User avatar #28385 to #28383 - winners (03/26/2015) [-]
when youre getting pretty low on bodyfat % the rest is pretty much diet
User avatar #28381 - Draigor (03/25/2015) [-]
I've come to realize that the vast majority of this site consists of bandwagon fuckboy 12 year olds. Thank you fit for being the one place on fj I can still appreciate
#28386 to #28381 - baglesbites (03/26/2015) [-]
Wait for summertime when all the fuckboy 12 year olds want instant abs. We should all just make a google doc with FAQs or something.
User avatar #28394 to #28386 - marinepenguin ONLINE (03/26/2015) [-]

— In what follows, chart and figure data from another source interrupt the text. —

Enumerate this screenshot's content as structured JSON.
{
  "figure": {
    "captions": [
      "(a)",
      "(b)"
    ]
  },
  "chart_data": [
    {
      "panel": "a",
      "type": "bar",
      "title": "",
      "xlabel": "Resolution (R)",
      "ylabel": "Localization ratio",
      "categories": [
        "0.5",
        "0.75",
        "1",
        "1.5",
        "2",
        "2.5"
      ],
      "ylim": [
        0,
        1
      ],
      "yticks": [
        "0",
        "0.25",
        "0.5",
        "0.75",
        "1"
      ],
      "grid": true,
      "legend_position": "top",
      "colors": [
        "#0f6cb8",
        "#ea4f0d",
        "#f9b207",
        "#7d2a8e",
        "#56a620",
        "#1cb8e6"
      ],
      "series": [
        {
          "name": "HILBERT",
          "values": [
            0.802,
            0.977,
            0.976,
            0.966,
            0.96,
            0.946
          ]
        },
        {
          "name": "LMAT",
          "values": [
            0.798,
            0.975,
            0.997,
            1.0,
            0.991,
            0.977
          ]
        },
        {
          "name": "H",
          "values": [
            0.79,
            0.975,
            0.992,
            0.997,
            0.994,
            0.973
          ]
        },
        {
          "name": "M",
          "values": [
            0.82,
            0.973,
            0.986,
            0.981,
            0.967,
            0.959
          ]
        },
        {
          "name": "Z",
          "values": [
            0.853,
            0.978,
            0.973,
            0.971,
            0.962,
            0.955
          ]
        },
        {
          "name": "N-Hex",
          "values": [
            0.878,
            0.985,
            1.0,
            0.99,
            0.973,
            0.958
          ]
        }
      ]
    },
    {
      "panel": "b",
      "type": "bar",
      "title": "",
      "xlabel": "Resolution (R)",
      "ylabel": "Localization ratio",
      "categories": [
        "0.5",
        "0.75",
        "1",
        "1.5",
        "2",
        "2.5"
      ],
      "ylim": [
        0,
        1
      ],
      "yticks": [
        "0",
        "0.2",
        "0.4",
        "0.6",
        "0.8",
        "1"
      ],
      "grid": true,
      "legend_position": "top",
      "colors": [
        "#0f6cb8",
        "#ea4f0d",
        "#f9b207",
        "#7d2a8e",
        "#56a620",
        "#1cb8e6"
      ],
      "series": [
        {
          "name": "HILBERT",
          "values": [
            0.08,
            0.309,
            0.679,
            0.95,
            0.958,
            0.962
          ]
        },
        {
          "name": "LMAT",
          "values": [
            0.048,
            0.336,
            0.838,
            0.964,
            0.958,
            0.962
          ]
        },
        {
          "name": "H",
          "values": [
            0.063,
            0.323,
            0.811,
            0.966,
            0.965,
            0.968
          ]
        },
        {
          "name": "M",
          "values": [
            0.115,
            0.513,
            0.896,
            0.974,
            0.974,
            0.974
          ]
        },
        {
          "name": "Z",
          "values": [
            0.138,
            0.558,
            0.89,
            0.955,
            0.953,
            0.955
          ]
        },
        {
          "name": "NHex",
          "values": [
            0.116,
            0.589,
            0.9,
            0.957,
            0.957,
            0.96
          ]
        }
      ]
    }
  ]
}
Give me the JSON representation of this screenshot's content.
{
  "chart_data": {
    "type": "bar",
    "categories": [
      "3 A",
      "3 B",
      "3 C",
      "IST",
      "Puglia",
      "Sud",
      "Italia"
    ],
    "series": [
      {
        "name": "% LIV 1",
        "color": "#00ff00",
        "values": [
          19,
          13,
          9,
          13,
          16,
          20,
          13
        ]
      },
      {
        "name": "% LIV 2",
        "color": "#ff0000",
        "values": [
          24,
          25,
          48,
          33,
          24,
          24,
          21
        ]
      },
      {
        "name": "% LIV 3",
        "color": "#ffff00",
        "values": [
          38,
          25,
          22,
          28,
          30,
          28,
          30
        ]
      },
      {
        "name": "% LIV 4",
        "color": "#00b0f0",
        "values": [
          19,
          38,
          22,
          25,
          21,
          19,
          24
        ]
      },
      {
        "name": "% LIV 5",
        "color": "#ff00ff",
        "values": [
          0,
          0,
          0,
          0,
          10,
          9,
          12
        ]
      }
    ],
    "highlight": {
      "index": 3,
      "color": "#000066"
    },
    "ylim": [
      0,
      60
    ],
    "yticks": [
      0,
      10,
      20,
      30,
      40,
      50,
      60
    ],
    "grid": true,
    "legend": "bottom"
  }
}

I was putting together a paper for a general guideline. But then school started and it fell by the wayside.
#28397 to #28394 - baglesbites (03/26/2015) [-]
If you still have it try to post it on google docs or find some way to let the community edit it
User avatar #28398 to #28397 - marinepenguin ONLINE (03/26/2015) [-]
I was posting it between Facebook profiles, on profiles here and all that. It's just not 100% complete. And it's a couple pages long. I'll find it and post it on your profile to show you what I've got if you want.
#28401 to #28398 - baglesbites (03/26/2015) [-]
Sounds good to me
User avatar #28402 to #28401 - marinepenguin ONLINE (03/26/2015) [-]
Ill get on my laptop later and post it. I'm on my phone right now.
User avatar #28399 to #28398 - liftingexplain (03/26/2015) [-]
I know I'm newer, but I'd like to help with this if I can.
User avatar #28400 to #28399 - marinepenguin ONLINE (03/26/2015) [-]
Yeah sure. I'll let you know.
User avatar #28390 to #28386 - Draigor (03/26/2015) [-]
That's one of my reasons for a sticky
#28391 to #28390 - baglesbites (03/26/2015) [-]
I don't think any boards have a sticky. Admin probably wants to avoid cluttering the top of the boards or so we don't avoid actually answering question because we're too busy yelling at people to read the stickied posts.
User avatar #28393 to #28391 - liftingexplain (03/26/2015) [-]
Autism board has a sticky.
#28395 to #28393 - baglesbites (03/26/2015) [-]
That's just to see who king shit poster is, it's not like here where we are constantly answering the same question or any other board who has similar repeat questions.
User avatar #28396 to #28395 - liftingexplain (03/26/2015) [-]
True. But it still shows that stickies can be possible.